Infections (septic arthritis, rheumatic fever), inflammatory (gout, pseudogout).
Trauma. We don’t know if there was a history of trauma so well keep this in our differential. Toxic. These etiologies tend to be systemic in nature so we can move this down on our differential.
Autoimmune (reactive arthritis, rheumatoid arthritis, seronegative spondyloarthropathies, SLE)
Metabolic. These also tend to be more systemic, so we can move this down.
Idiopathic. On Step 1 the answer is rarely idiopathic but if you’ve ruled everything else out consider this. Iatrogenic. Look for a patient with a recent hospitalization or surgery.

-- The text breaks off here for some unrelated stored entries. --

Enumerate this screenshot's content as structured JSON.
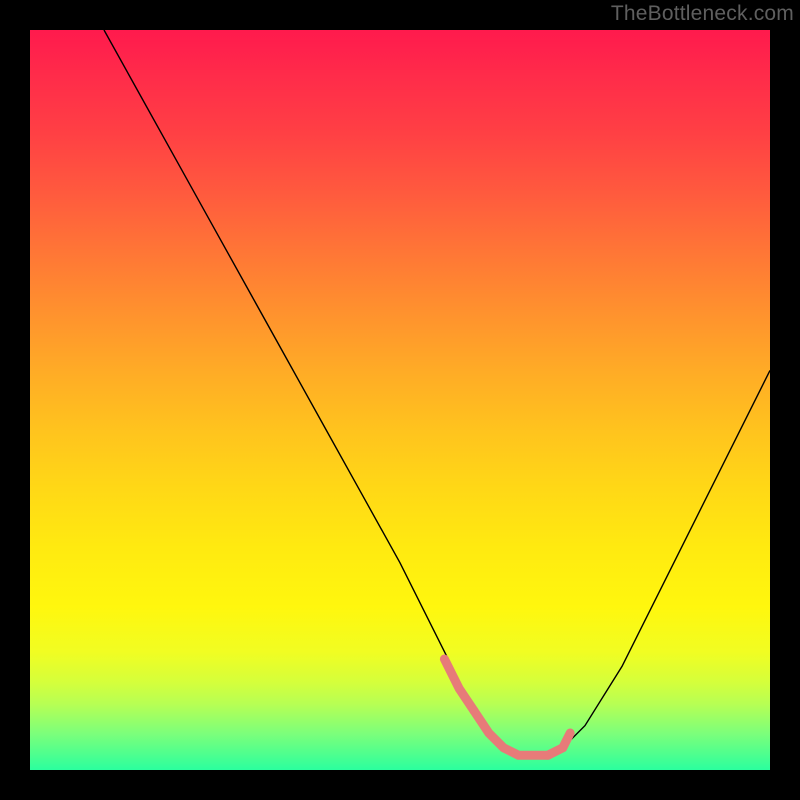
{
  "watermark": "TheBottleneck.com",
  "chart_data": {
    "type": "line",
    "title": "",
    "xlabel": "",
    "ylabel": "",
    "xlim": [
      0,
      100
    ],
    "ylim": [
      0,
      100
    ],
    "grid": false,
    "legend": false,
    "background_gradient": {
      "top": "#ff1a4d",
      "bottom": "#2bff9e"
    },
    "series": [
      {
        "name": "curve",
        "x": [
          10,
          15,
          20,
          25,
          30,
          35,
          40,
          45,
          50,
          55,
          58,
          60,
          62,
          64,
          66,
          68,
          70,
          72,
          75,
          80,
          85,
          90,
          95,
          100
        ],
        "y": [
          100,
          91,
          82,
          73,
          64,
          55,
          46,
          37,
          28,
          18,
          12,
          8,
          5,
          3,
          2,
          2,
          2,
          3,
          6,
          14,
          24,
          34,
          44,
          54
        ]
      }
    ],
    "highlight": {
      "name": "bottom-marker",
      "color": "#e77b79",
      "x": [
        56,
        58,
        60,
        62,
        64,
        66,
        68,
        70,
        72,
        73
      ],
      "y": [
        15,
        11,
        8,
        5,
        3,
        2,
        2,
        2,
        3,
        5
      ]
    }
  }
}
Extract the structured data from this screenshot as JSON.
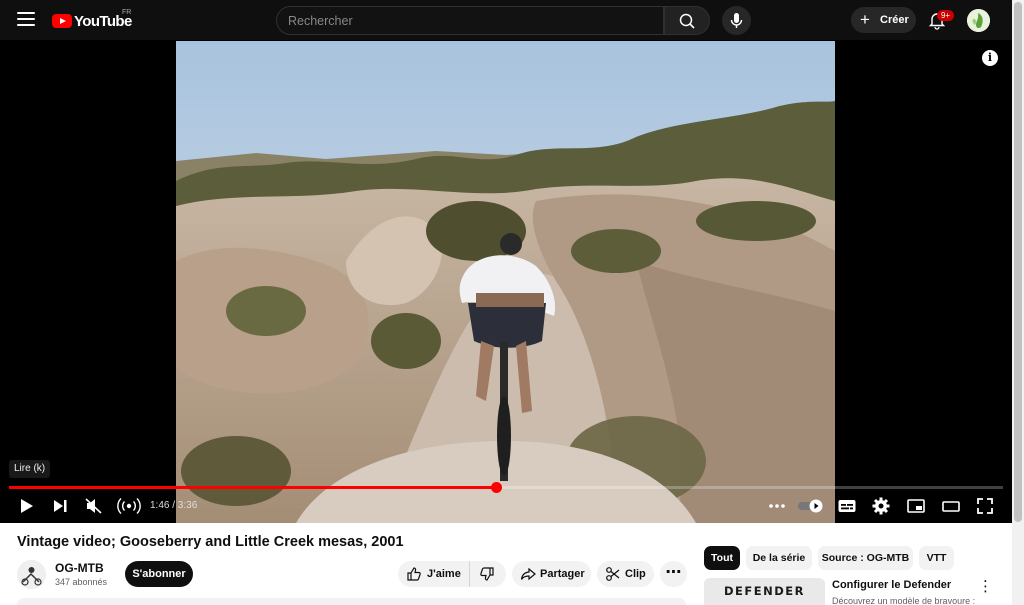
{
  "header": {
    "logo_text": "YouTube",
    "country_code": "FR",
    "search_placeholder": "Rechercher",
    "create_label": "Créer",
    "notifications_badge": "9+"
  },
  "player": {
    "tooltip": "Lire (k)",
    "current_time": "1:46",
    "duration": "3:36",
    "time_display": "1:46 / 3:36",
    "progress": 0.49,
    "info_icon": "i"
  },
  "video": {
    "title": "Vintage video; Gooseberry and Little Creek mesas, 2001",
    "channel_name": "OG-MTB",
    "subscribers": "347 abonnés",
    "subscribe_label": "S'abonner",
    "like_label": "J'aime",
    "share_label": "Partager",
    "clip_label": "Clip"
  },
  "sidebar": {
    "chips": [
      {
        "label": "Tout",
        "active": true
      },
      {
        "label": "De la série",
        "active": false
      },
      {
        "label": "Source : OG-MTB",
        "active": false
      },
      {
        "label": "VTT",
        "active": false
      }
    ],
    "ad": {
      "thumb_text": "DEFENDER",
      "title": "Configurer le Defender",
      "description": "Découvrez un modèle de bravoure :"
    }
  },
  "colors": {
    "accent": "#ff0000",
    "topbar": "#0f0f0f",
    "pill_bg": "#f2f2f2"
  }
}
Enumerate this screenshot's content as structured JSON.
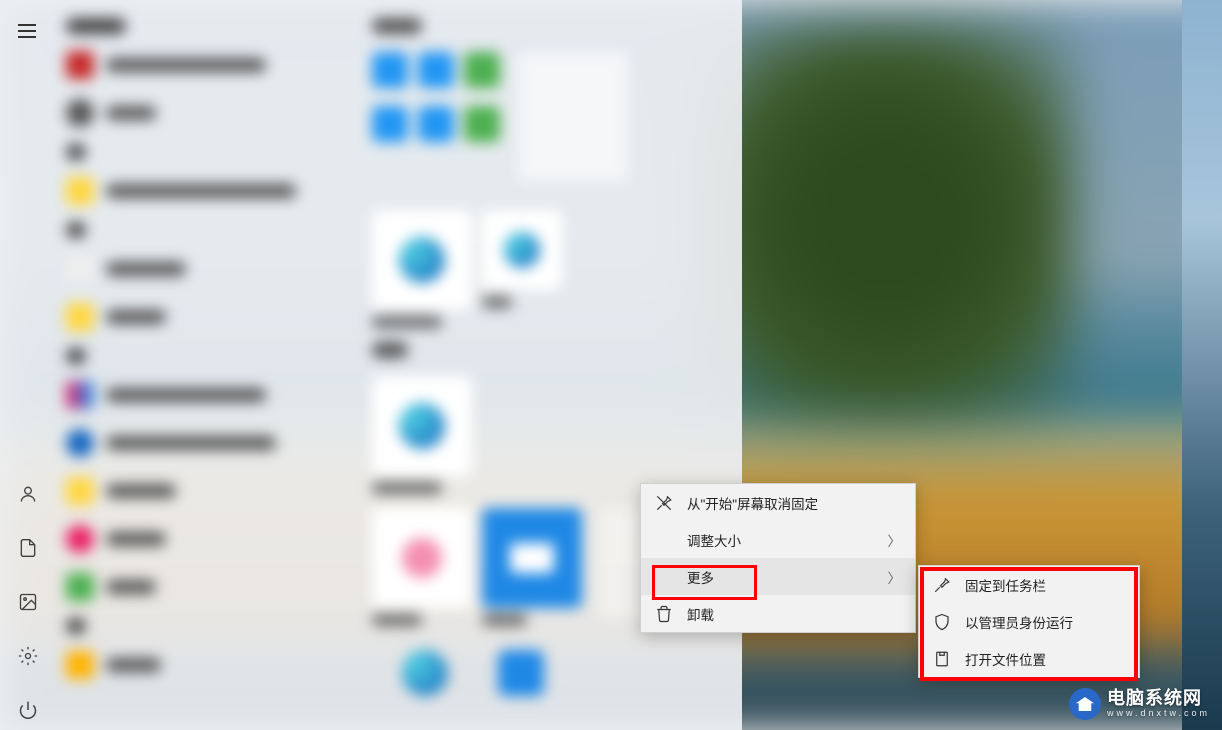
{
  "context_menu": {
    "items": [
      {
        "label": "从\"开始\"屏幕取消固定",
        "icon": "unpin-icon",
        "has_chevron": false
      },
      {
        "label": "调整大小",
        "icon": null,
        "has_chevron": true
      },
      {
        "label": "更多",
        "icon": null,
        "has_chevron": true,
        "highlighted": true
      },
      {
        "label": "卸载",
        "icon": "trash-icon",
        "has_chevron": false
      }
    ]
  },
  "submenu": {
    "items": [
      {
        "label": "固定到任务栏",
        "icon": "pin-icon"
      },
      {
        "label": "以管理员身份运行",
        "icon": "shield-icon"
      },
      {
        "label": "打开文件位置",
        "icon": "folder-icon"
      }
    ]
  },
  "watermark": {
    "title": "电脑系统网",
    "url": "www.dnxtw.com"
  },
  "rail_icons": [
    "user",
    "documents",
    "pictures",
    "settings",
    "power"
  ]
}
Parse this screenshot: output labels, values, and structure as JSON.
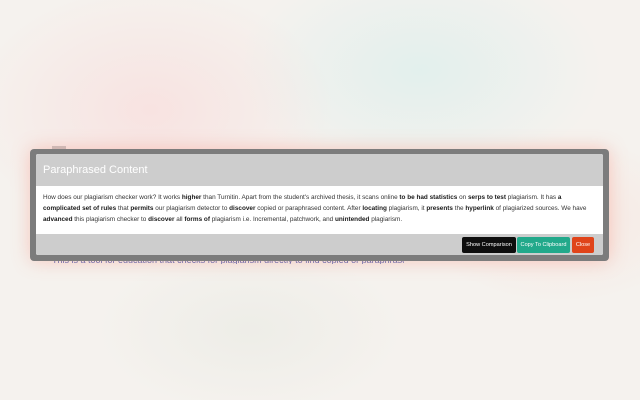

Neoplastic. Malignancy is always something you want to give at least a little consideration too. There’s so many paraneoplastic syndromes that you never want to rule it out without at least getting the full history.
Congenital. Usually if you have an older patient you can throw this out the window.
Endocrine. These also tend to be more systemic so it’s less likely in this case.
Once you get the rest of your history, physical, labs, and imaging, you can re-evaluate this list and decide if you want to move up or move down some of your differentials.
Mnemonics can really help you on your exam if you utilize them to their fullest. Sometimes, it’s the simple ones that can give you the most information. Look for ones that you can apply to multiple situations and the ones that give you a quick and dirty list from which you can generate questions for yourself to practice that material. Send us any good mnemonics you came up with and let us know how you use them. Remember, don’t just memorize. Try and make everything relatable (except the mnemonics for CYP inducers and inhibitors you really just have to memorize it and hope you get an easy question on it) and trust yourself that you will be able to learn the content you need to in order to get the score you want. Good luck studying everyone!